Estás temblando de frío, aunque el sudor perla tu frente y el aire es cálido. La luz del sol reposa sobre el fiordo como una piel de celofán. La niebla ha desaparecido, y en la otra orilla ves las montañas y una carretera por la que avanzan lentamente dos coches. Te inclinas hacia delante, la barandilla cruje y se dobla ligeramente hacia fuera. Ahí está la playa de guijarros con el embarcadero techado.
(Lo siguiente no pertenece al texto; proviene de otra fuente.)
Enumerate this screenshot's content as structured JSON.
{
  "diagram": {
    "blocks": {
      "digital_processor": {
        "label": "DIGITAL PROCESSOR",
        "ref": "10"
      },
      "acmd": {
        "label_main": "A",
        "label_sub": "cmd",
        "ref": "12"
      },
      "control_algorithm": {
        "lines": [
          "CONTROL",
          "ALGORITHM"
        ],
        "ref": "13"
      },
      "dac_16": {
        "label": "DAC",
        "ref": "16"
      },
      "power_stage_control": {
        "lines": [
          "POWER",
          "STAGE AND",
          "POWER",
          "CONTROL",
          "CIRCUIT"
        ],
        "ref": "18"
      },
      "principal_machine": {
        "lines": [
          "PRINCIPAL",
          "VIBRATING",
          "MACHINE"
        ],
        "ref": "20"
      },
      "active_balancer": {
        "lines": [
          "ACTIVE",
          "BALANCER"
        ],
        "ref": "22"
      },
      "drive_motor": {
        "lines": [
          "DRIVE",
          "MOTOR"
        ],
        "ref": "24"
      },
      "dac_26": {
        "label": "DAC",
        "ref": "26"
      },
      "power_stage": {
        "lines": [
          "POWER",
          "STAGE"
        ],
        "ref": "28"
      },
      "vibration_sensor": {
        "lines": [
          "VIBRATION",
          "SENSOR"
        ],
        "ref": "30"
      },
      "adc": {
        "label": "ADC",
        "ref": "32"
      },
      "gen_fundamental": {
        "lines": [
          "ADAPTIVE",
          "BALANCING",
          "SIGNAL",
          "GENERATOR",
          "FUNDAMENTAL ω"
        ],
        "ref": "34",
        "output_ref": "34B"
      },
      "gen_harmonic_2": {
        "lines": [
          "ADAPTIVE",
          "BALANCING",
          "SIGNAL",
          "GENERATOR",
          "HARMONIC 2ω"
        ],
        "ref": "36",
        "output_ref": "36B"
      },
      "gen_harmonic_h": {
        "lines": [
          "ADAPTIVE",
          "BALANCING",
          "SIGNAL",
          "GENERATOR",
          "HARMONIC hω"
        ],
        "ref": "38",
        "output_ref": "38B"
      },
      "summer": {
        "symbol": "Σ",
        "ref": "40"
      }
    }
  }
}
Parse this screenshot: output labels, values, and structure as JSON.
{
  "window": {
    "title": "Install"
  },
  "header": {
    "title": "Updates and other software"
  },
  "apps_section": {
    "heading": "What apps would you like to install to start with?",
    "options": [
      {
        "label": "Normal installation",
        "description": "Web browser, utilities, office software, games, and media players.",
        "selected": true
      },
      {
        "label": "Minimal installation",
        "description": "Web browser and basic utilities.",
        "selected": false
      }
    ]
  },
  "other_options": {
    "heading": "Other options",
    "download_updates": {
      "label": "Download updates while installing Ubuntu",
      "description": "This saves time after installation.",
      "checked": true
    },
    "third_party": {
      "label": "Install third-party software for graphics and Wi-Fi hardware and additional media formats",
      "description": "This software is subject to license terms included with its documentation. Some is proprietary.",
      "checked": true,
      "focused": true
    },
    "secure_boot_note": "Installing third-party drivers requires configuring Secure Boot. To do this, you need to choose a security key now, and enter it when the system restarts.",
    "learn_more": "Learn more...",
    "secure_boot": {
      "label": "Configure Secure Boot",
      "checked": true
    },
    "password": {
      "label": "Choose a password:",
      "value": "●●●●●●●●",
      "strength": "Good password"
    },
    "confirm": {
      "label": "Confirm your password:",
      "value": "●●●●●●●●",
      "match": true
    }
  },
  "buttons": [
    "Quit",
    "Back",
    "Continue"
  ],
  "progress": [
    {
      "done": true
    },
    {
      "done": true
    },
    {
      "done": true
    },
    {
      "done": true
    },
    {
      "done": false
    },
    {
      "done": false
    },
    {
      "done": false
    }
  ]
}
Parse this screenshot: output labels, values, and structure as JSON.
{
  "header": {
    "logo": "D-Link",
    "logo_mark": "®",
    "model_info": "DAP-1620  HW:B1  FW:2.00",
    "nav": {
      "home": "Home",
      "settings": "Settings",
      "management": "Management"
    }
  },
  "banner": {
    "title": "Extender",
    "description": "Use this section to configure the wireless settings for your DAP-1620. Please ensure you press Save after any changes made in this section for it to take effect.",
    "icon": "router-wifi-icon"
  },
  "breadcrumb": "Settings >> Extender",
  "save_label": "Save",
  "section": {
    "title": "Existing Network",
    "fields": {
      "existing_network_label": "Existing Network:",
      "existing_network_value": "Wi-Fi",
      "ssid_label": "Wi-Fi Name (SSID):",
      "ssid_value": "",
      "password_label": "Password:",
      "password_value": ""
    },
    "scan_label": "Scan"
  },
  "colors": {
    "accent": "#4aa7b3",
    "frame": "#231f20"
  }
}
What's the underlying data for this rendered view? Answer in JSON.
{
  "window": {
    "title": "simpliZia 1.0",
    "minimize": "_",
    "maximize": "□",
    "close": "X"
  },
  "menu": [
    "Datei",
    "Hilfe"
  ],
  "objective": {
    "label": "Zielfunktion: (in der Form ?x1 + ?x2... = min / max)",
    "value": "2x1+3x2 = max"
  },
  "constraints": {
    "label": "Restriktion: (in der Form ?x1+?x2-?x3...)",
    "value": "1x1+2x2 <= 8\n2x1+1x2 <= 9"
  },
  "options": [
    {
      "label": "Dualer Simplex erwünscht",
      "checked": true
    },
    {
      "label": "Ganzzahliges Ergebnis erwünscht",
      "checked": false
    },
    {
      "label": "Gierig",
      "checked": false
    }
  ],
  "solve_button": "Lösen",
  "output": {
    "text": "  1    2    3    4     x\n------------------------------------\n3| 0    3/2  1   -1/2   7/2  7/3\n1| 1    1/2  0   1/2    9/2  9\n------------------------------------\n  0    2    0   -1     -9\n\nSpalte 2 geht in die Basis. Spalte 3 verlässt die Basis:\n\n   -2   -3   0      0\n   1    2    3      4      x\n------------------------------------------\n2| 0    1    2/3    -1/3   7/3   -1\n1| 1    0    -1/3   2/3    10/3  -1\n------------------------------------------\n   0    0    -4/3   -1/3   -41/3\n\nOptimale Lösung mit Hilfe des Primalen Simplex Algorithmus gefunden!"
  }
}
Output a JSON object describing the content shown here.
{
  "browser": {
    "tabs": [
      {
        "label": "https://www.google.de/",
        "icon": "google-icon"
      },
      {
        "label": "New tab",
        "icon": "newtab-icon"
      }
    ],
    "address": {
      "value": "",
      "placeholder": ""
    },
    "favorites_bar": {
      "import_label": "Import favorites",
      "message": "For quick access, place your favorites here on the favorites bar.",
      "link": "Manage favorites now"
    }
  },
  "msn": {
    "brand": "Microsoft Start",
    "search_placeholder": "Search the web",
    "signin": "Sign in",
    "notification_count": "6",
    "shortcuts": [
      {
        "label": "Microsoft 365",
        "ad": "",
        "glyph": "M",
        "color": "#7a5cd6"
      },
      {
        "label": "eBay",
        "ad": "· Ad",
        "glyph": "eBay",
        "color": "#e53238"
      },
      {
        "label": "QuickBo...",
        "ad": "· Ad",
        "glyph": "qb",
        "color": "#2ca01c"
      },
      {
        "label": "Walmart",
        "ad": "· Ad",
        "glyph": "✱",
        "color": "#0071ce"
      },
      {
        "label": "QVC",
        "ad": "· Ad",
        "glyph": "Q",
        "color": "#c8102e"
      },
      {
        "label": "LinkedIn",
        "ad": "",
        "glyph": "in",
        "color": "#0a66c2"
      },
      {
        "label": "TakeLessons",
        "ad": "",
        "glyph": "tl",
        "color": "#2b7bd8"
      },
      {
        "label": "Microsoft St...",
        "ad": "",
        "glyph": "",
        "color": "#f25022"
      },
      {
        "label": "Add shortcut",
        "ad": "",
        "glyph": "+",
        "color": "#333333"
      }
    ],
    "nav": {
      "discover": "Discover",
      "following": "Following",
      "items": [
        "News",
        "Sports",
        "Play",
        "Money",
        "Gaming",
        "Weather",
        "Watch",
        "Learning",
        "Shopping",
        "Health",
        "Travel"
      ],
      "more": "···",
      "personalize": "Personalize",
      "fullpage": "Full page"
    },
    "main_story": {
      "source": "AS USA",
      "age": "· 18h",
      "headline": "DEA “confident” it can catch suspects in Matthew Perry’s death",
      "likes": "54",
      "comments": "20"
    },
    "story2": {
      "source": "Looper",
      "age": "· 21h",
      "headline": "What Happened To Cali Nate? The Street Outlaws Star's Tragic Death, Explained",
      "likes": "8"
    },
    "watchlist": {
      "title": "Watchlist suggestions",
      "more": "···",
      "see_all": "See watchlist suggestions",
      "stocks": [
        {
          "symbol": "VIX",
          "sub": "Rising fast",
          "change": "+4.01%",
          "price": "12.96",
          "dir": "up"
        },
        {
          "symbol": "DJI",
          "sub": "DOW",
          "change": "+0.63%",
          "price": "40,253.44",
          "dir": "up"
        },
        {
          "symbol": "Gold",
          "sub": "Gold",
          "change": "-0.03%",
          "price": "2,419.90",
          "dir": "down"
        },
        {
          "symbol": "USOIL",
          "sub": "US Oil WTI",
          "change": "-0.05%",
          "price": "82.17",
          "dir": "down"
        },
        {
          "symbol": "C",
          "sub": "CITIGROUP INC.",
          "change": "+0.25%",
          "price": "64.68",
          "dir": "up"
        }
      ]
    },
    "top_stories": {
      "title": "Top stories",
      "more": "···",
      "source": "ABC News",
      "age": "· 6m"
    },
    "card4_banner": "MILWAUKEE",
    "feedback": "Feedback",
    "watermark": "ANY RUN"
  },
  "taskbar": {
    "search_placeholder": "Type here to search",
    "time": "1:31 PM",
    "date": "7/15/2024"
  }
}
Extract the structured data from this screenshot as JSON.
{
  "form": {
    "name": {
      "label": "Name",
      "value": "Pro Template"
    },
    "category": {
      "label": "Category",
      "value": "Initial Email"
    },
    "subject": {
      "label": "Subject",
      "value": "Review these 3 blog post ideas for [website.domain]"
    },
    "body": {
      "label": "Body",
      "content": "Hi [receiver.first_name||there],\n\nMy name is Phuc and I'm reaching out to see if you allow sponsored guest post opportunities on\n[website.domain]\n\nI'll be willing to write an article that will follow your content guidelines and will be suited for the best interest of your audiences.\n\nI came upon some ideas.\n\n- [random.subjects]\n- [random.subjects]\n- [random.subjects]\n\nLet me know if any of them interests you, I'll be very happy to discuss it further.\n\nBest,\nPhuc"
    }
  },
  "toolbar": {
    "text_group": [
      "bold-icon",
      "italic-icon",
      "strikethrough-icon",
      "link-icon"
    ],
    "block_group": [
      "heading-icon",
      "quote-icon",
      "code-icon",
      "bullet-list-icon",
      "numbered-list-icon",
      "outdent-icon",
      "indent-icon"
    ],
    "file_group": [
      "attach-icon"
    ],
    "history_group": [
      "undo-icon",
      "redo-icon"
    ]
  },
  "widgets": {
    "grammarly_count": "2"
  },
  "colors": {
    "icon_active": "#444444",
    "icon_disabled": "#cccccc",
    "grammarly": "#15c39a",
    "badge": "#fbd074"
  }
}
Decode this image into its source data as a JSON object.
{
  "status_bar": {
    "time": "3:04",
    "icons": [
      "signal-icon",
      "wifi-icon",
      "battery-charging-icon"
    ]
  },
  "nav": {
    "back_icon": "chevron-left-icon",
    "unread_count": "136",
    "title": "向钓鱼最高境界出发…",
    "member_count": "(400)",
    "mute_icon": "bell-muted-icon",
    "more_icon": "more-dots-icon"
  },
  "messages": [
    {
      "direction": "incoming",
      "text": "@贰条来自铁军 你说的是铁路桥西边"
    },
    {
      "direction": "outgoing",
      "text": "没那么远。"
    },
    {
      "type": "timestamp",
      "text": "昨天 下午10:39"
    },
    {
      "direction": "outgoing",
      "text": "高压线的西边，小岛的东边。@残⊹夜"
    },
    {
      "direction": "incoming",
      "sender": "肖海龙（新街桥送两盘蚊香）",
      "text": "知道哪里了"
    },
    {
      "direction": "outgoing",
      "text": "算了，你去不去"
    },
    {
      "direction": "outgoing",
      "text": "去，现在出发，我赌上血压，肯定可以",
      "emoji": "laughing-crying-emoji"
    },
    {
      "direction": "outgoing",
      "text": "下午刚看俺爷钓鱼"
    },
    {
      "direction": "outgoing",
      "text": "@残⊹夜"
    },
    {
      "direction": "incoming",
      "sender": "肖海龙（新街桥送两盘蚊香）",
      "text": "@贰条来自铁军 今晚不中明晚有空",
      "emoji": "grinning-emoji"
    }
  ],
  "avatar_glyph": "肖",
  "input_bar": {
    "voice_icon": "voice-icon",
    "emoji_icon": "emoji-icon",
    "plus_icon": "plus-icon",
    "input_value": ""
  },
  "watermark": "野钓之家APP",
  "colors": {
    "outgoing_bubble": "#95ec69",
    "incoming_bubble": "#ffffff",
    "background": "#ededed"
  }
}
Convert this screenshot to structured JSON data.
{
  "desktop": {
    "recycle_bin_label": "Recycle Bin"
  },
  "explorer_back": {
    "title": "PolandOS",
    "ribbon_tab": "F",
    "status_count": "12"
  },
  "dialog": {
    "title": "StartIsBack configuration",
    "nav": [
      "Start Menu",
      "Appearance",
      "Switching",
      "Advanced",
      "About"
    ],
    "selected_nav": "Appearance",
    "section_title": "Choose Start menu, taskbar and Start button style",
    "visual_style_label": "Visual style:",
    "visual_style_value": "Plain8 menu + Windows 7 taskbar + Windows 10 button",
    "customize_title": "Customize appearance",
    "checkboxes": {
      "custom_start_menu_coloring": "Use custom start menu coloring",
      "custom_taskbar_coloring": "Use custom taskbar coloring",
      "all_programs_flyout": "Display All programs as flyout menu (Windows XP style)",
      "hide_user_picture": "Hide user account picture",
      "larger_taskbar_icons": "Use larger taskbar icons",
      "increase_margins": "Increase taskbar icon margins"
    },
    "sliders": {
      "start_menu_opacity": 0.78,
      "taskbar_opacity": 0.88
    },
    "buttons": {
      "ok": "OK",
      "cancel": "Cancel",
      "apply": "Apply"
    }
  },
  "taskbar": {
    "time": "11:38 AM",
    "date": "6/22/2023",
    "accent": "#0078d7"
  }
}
Todo es como tu padre te lo describió.

Miras hacia abajo. El acantilado es alto, muy alto. Una gota de sudor se desprende de tu nariz. Stinke diría ahora: «Es lo suficientemente alto.» Te preguntas cómo sería caer ahí abajo y golpearte. El trozo de cristal se te cae de la mano y desaparece en las profundidades. No, no estás pensando en morir, pero tampoco estás pensando en vivir. Quieres quedarte en ese estado intermedio. Con tu dolor, tu culpa y tu sufrimiento. Te lo mereces, mereces sentirte tan sucia.

Si tu madre estuviera aquí, te entendería, y entendería tu soledad. Lo crees, te aferras a ello. Tu madre comprendería que la hayas despertado de nuevo a la vida durante un par de días. Durante dos días has estado viajando hacia ella.

Detrás de ti, apoyadas contra la pared, hay seis tumbonas, están deterioradas, como la fachada, y han adoptado el mismo color gris. Mientras viajabas en pos de tu madre, en tu delirio, las tumbonas eran de color verde y cedían suavemente bajo tu peso. Abres una, y ésta se desmonta bajo tus manos. Coges la tumbona que está detrás. Cruje y se tambalea cuando te sientas y estiras las piernas. La tela aguanta, te apoyas completamente, es la mayor sensación de relajación que has tenido desde hace mucho tiempo.

Mejor que cualquier droga, mejor que cualquier mano que te acaricie. Miras el fiordo. Es como llegar a casa.

«Debajo de mí, el agua; encima de mí, el cielo.»